Chico canta como quem observa os que personagens que ele descreve, como passageiros, guardas-noturnos, refere-se a “uma gente”, com distanciamento. Nota-se certo paternalismo em suas canções, na medida em que ele julga que é preciso dar voz à periferia, a qual, em princípio, teria capacidade de expressar-se sozinha. Atualmente, isso é condenável porque um dos movimentos mais ativos dos moradores do morro é lutar pelo seu espaço e afirmar cada vez mais a sua voz, que já pode ser ouvida em outros ambientes, não só na favela.

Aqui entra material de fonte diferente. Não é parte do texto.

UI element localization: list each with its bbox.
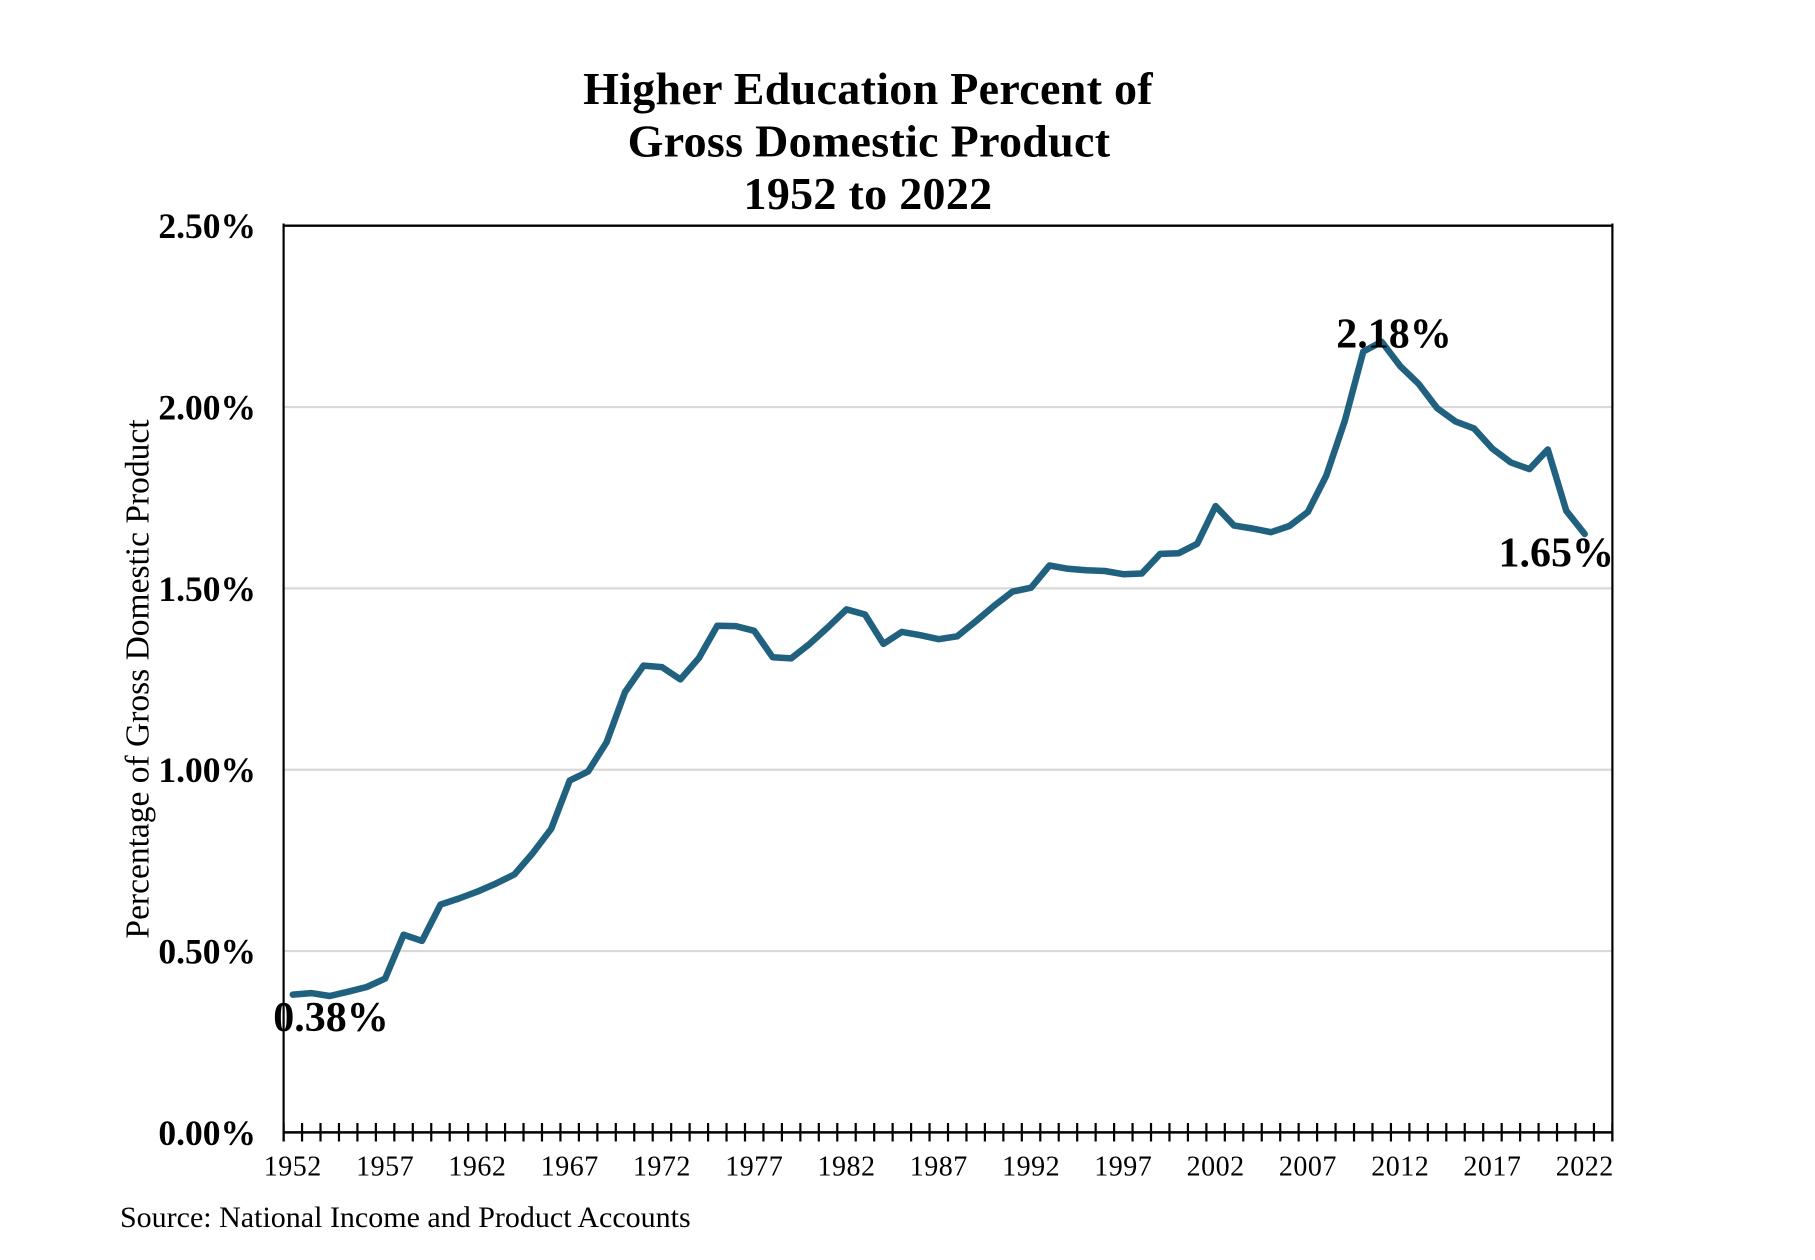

Se essa canção aborda, por um lado, a pobreza e os trabalhadores de rua que descem e sobem o morro e continuam com uma vida miserável, também trata da ascensão social dos favelados, “que se disfarçam tão bem” de “casais, passageiros, bombeiros e babás”. Esses cargos, na canção, representam a ascensão social de quem conseguiu sair da favela e a camuflagem favorável de se parecer com quem sempre morou no centro da cidade. Desse modo, Chico toca na ferida da sociedade, que procura ignorar os favelados e que eles mesmos, quando ascendem, também ignoram a miséria e a fome pela qual passaram.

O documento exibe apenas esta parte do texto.